The following diagram gives an overview of the range of external stakeholders
And internal stakeholders who are increasingly dependent on metadata to deliver services, and the Library’s strategic objectives.
The fundamental idea behind the evolving strategy was to treat Collection Metadata as a strategic asset of the Library, on a par with the collection, the staff and the estate. We deliberately limited the scope to metadata about the collection. Collection metadata identifies attributes and relationships of collection resources; location and availability of collection resources and status and rights associate with them
Like the collection or any other asset collection metadata needs careful stewarship over time and this in turn needs clear leadership and adequate resourcing.
Like any other asset, investment should be rewarded by improvements in efficiency, better services and more value for money. An important contention is that the metadata should be made to work much harder.
What’s in the strateggy?
The vision provides a view of where we want to be in 2020, which aligns closely with the Library’s Strategy, Living Knowledge and its core programmes.
And a plan…
If you search the document for the phrase “linked data”, you won’t find it. Nor will you find an explicit mention of RDF. There are lots of references to opening but none to linking. We see opening data as a strategic objective, whereas linked data is a technology whose potential we can exploit.
We will continue to develop the BNB Linked data offering
We have been doing some work on linked data. We’ve added URIs for ISNIs to the LOD BNB. We’ve been working with our linked data service provider TSO to improve our understanding of demand for the linked data service and we’ve also worked with Fujitsu Ireland to analyse the statistics in more depth to discover who is using the service and how. A lesson is that although the linked data offering is being used, it is very difficult to analyse by whom and for what reason. It is clear that for many researchers who may be interested in our data, linked data poses a significant technical barrier.
So linked data is just one of the channels through which we will publish our metadata.
Our free Z39.50 service remains very heavily used and continues to grow. We have more than 1500 users in 177 countries, many in singleton posts or small libraries, who reuse our bibliographic records in their own institutions. More recently we have begun to make the data available to researchers as csv, which allows them to work with desktop tools such as Excel or Open Refine. Datasets are available from our downloads page. New data sets are added to complement exhibitions, such as Shakespeare, Punk or in relation to landmark anniversaries, such as Great Fire of London. These include archival and mss resources as well as published books, maps and scores and are certainly being used. We work with government and professional bodies to promote these offerings. We also create bespoke datasets to meet specific needs and for collaborations with students and even our artist in residence.
To realise the strategic vision and deliver the objectives we have set, we have to break down the silos. The strategy provides a framework within which we can encourage the convergence of standards where appropriate and improve our metadata to make it more actionable.
New synergies will emerge offering the potential for better services and greater efficiency.
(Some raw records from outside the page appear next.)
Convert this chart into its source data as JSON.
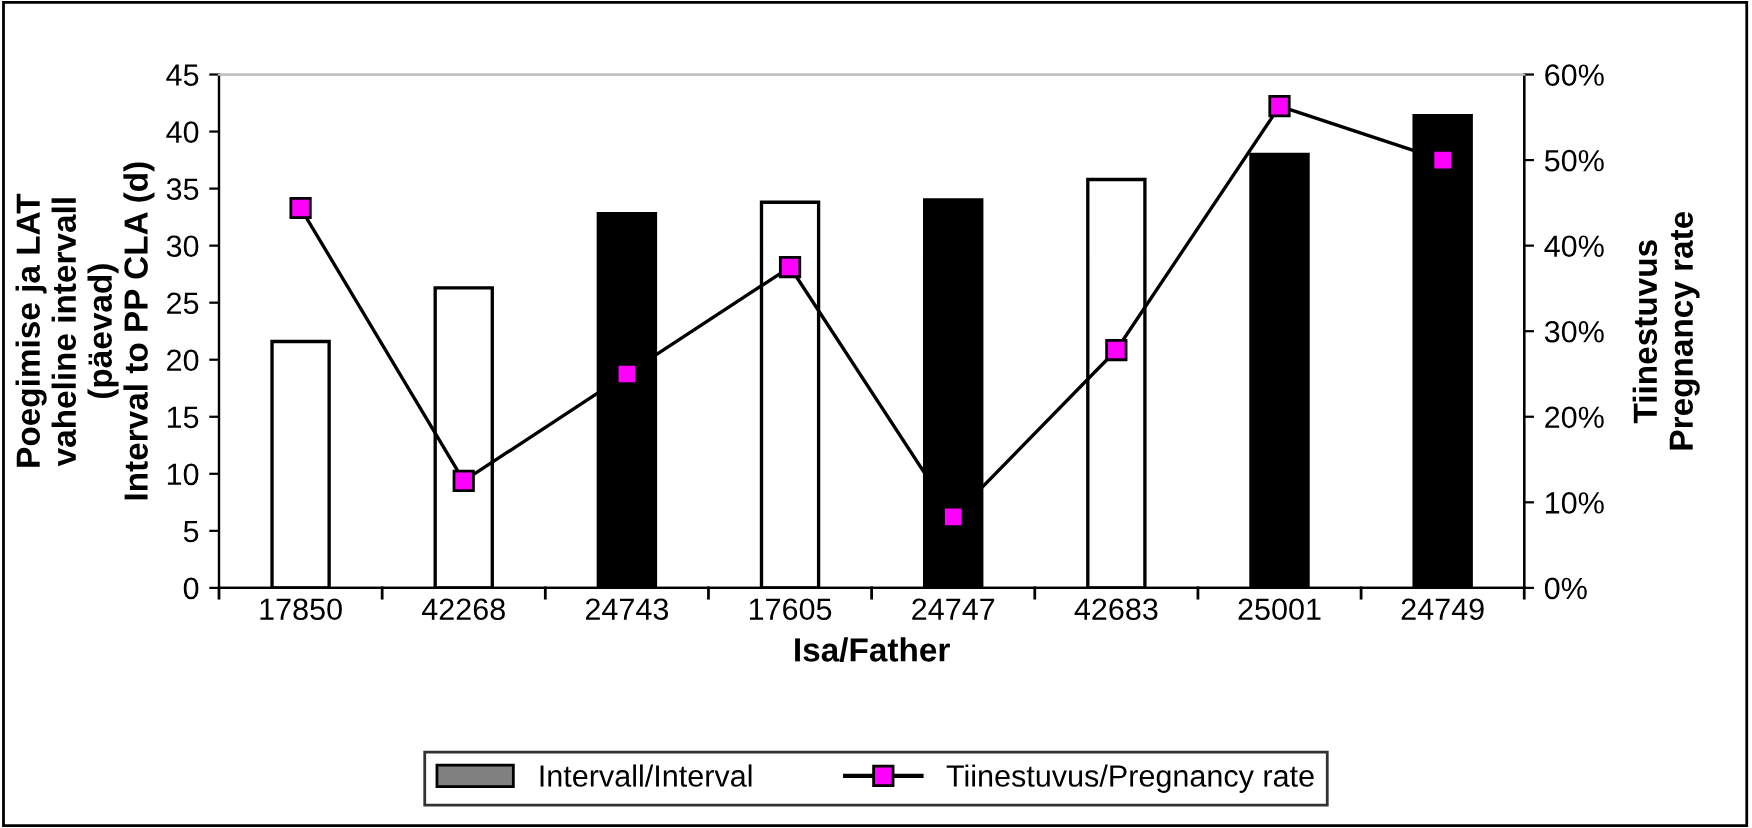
{
  "chart_data": {
    "type": "bar",
    "xlabel": "Isa/Father",
    "ylabel": "Poegimise ja LAT\nvaheline intervall\n(päevad)\nInterval to PP CLA (d)",
    "y2label": "Tiinestuvus\nPregnancy rate",
    "categories": [
      "17850",
      "42268",
      "24743",
      "17605",
      "24747",
      "42683",
      "25001",
      "24749"
    ],
    "series": [
      {
        "name": "Intervall/Interval",
        "color": "#808080",
        "colors": [
          "#ffffff",
          "#ffffff",
          "#000000",
          "#ffffff",
          "#000000",
          "#ffffff",
          "#000000",
          "#000000"
        ],
        "values": [
          21.6,
          26.3,
          32.8,
          33.8,
          34.0,
          35.8,
          38.0,
          41.4
        ]
      },
      {
        "name": "Tiinestuvus/Pregnancy rate",
        "type": "line",
        "axis": "y2",
        "color": "#000000",
        "marker": "square",
        "values": [
          44.4,
          12.5,
          25.0,
          37.5,
          8.3,
          27.8,
          56.3,
          50.0
        ]
      }
    ],
    "ylim": [
      0,
      45
    ],
    "yticks": [
      0,
      5,
      10,
      15,
      20,
      25,
      30,
      35,
      40,
      45
    ],
    "y2lim": [
      0,
      60
    ],
    "y2ticks": [
      {
        "value": 0,
        "label": "0%"
      },
      {
        "value": 10,
        "label": "10%"
      },
      {
        "value": 20,
        "label": "20%"
      },
      {
        "value": 30,
        "label": "30%"
      },
      {
        "value": 40,
        "label": "40%"
      },
      {
        "value": 50,
        "label": "50%"
      },
      {
        "value": 60,
        "label": "60%"
      }
    ],
    "legend": "bottom",
    "grid": false
  }
}
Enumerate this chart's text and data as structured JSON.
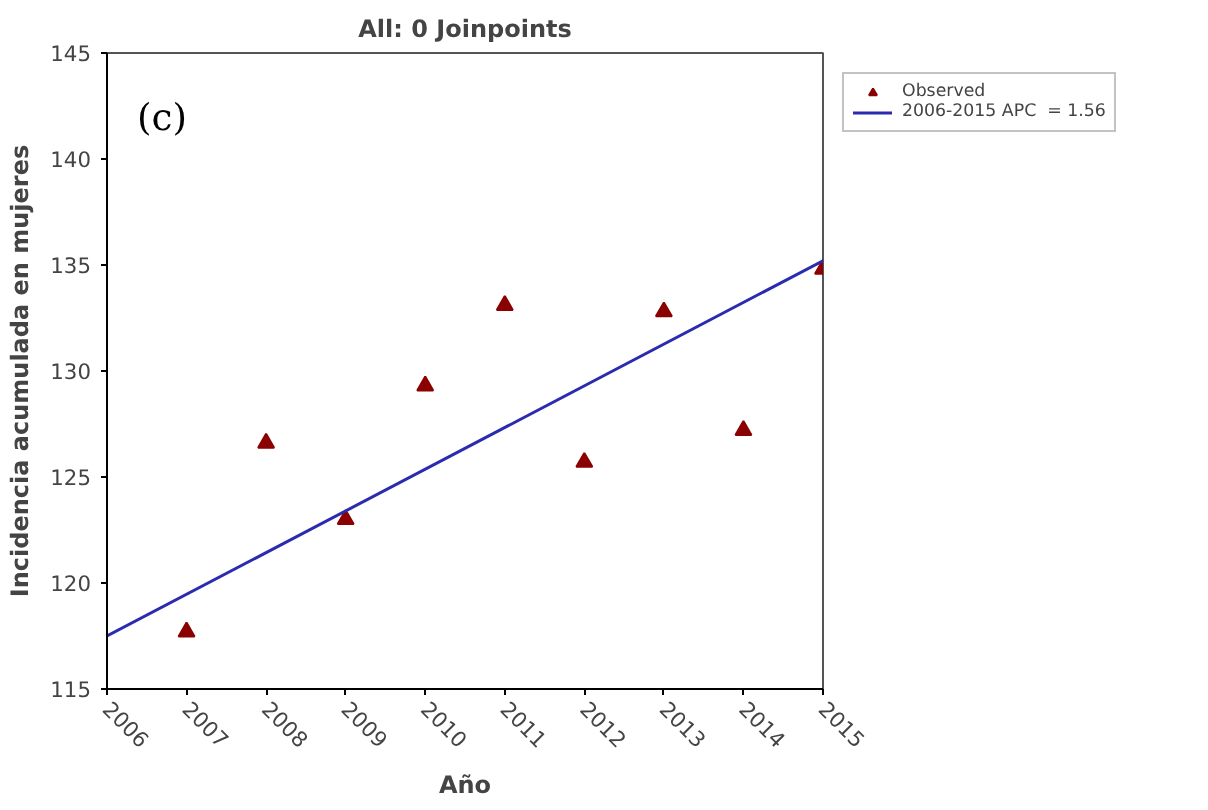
{
  "chart_data": {
    "type": "scatter",
    "title": "All: 0 Joinpoints",
    "xlabel": "Año",
    "ylabel": "Incidencia acumulada en mujeres",
    "x": [
      2007,
      2008,
      2009,
      2010,
      2011,
      2012,
      2013,
      2014,
      2015
    ],
    "series": [
      {
        "name": "Observed",
        "marker": "triangle",
        "color": "#8b0000",
        "values": [
          117.7,
          126.6,
          123.0,
          129.3,
          133.1,
          125.7,
          132.8,
          127.2,
          134.8
        ]
      },
      {
        "name": "2006-2015 APC  = 1.56",
        "type": "line",
        "marker": "none",
        "color": "#2b2bb0",
        "x": [
          2006,
          2015
        ],
        "values": [
          117.5,
          135.2
        ]
      }
    ],
    "xlim": [
      2006,
      2015
    ],
    "ylim": [
      115,
      145
    ],
    "xticks": [
      2006,
      2007,
      2008,
      2009,
      2010,
      2011,
      2012,
      2013,
      2014,
      2015
    ],
    "yticks": [
      115,
      120,
      125,
      130,
      135,
      140,
      145
    ],
    "annotations": [
      "(c)"
    ],
    "grid": false,
    "legend": "top right"
  }
}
There is an opportunity arising from end of life of out major systems Aleph, Symphony and IAMs which will all need to be replace within the next few years.
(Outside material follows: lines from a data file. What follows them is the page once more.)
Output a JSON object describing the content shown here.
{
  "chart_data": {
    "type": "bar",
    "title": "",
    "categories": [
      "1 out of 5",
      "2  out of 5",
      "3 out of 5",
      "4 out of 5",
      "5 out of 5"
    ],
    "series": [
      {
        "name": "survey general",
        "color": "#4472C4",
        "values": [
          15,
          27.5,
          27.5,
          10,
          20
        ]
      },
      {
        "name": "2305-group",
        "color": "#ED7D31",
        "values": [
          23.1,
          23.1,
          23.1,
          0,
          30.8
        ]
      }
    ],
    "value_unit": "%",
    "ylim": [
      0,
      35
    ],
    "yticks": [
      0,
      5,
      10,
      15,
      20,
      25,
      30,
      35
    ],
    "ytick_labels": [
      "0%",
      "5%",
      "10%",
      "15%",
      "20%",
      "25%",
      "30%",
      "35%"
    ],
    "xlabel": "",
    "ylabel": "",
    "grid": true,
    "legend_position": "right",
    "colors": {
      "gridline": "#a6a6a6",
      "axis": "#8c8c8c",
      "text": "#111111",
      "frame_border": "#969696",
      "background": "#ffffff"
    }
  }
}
We can influence but not determine the future of the library’s major systems, which all need to be replaced.
We have raised the awareness of collection metadata within the institution. We are also better informed of new requirements and receive earlier notice which allows us to influence as well as respond.
It is clear that metadata is central to the delivery of many corporate strategic objectives. This has increased demand, but also substantiates bids for additional resource.
Convergence creates new synergies. The vision to bring our metadata together informs decisions about system architecture.